Phoenix is the only one of the four that directly addresses the "reasoning chain" attack surface. The others (Sentry, Datadog, Portkey) treat the LLM call as a black box and capture the I/O. Phoenix captures the I/O and the chain of intermediate steps the agent took to produce it. For an enterprise trying to answer the question "did the agent act as the user intended?" — which is the question Remy forces every enterprise architect to ask — Phoenix is the most directly applicable tool.

What "Build" Actually Buys You

The case for building your own agent stack — at least the broker and observability layers — gets stronger after Remy. A built stack lets you enforce every item on the hardening checklist. A bought stack, even from a major vendor, gives you the vendor's interpretation of those items, which may or may not match your threat model.

The case for buying still exists. Building the agent framework itself — the reasoning loop, the planning logic, the tool selection — is a multi-quarter project for a team of senior engineers. Most enterprises should not build that themselves. The pragmatic answer: build the broker and audit layers yourself, buy the reasoning loop from a vendor. This is a 6-8 week project for a small platform team, not a 6-month project.

The OpenClaw and MCP ecosystems, both of which we cover in detail elsewhere, are moving toward this split. The vendor provides the reasoning loop and the tool-calling abstractions; the enterprise provides the broker layer, the audit logging, and the credential scoping. If you are starting an enterprise agent project in 2026, this is the architecture to plan around.

The Question Every Architect Should Be Asking

Remy is not a story about Gemini. It is a story about agent stacks — all of them, including the one you might be about to build.

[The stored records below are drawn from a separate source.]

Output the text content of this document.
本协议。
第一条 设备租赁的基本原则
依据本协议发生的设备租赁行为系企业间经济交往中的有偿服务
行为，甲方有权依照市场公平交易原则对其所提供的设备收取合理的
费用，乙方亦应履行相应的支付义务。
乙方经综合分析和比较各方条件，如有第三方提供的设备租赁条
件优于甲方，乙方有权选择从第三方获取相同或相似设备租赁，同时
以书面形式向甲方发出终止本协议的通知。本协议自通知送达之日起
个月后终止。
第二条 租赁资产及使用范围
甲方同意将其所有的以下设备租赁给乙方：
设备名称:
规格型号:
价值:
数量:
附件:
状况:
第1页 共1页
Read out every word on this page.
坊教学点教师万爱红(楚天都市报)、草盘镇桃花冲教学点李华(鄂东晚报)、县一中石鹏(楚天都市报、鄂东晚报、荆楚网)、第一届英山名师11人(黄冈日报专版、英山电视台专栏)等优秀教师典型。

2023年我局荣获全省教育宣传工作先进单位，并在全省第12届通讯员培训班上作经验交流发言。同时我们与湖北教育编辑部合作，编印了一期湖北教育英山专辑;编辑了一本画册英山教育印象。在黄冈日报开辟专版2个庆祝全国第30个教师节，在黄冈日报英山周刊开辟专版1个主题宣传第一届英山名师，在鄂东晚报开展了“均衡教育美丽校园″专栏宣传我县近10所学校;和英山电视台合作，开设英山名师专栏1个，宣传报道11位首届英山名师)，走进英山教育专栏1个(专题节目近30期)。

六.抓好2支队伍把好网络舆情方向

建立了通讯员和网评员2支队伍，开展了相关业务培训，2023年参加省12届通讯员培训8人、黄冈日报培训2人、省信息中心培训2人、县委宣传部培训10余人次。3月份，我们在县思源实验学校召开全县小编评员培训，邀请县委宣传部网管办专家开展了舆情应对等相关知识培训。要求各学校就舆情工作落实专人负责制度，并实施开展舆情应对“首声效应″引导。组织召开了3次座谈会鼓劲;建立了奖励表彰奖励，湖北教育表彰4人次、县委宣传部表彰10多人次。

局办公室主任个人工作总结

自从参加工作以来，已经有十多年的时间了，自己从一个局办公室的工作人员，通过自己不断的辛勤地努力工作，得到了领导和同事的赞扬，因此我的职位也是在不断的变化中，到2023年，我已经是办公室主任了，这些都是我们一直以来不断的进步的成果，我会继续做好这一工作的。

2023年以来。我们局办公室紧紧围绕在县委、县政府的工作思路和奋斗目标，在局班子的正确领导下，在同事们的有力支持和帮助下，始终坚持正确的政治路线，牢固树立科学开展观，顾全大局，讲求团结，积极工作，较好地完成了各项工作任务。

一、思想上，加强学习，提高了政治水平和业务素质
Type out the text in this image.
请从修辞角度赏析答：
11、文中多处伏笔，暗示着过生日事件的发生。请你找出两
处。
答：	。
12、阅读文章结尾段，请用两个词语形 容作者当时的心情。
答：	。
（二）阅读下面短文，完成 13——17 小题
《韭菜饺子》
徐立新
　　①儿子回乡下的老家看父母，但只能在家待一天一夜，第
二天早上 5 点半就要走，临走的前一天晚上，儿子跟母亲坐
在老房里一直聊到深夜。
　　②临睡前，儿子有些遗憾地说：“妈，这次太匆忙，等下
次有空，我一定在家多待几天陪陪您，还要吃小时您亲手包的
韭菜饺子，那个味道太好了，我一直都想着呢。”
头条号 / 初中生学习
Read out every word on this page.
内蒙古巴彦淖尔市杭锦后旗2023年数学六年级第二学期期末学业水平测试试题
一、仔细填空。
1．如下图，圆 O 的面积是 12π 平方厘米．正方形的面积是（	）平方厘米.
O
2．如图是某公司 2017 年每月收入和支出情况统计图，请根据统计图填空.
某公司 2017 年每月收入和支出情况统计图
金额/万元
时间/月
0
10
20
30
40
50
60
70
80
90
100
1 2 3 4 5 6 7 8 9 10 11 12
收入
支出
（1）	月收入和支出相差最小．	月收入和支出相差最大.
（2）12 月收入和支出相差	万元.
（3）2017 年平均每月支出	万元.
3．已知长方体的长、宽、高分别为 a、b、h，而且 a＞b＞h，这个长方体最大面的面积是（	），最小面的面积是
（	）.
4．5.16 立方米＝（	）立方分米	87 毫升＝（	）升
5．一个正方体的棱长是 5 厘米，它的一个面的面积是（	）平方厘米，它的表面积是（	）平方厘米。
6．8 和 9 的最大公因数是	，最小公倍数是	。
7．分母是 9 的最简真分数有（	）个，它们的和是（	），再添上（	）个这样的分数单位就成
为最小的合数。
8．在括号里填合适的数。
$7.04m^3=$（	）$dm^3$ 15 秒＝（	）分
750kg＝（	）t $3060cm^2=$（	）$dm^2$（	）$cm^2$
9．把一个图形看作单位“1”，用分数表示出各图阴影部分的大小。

The leaks it surfaces (OAuth over-provisioning, calendar side-channels, draft-state recovery) are not Google-specific failures. They are architectural failures that show up in any agent stack that does not explicitly defend against them.

Before you deploy an agent into production against sensitive data, ask the vendor or your internal platform team these seven questions:

1. Does every tool call go through a broker, or can the agent call tools directly?
2. Are OAuth tokens scoped per-tool, or does the agent hold a single broad-scope token?
3. Is every tool call audit-logged, with full input/output payload, to an immutable store?
4. Does each tool have a hard blast-radius cap (call count, byte count, service count)?
5. Which side-channels (calendar, drafts, notes) does the agent have access to, and how is sensitive content redacted before it reaches the agent's context?
6. How is the reasoning chain adversarially tested before each release?
7. Per-agent, what is the worst-case data exposure if a single tool is fully compromised?

If the answer to any of those is "I don't know" or "we have not implemented that," you do not have a production-ready agent stack. You have a prototype. The difference between the two is the hardening checklist, applied rigorously, before any sensitive data is in scope.

The Remy cluster is the first time the industry has been forced to confront this in public. It will not be the last. The enterprises that get ahead of it now — by demanding the architectural answers from their vendors, or by building the broker layer themselves — are the ones whose agent deployments will still be trusted in 2027.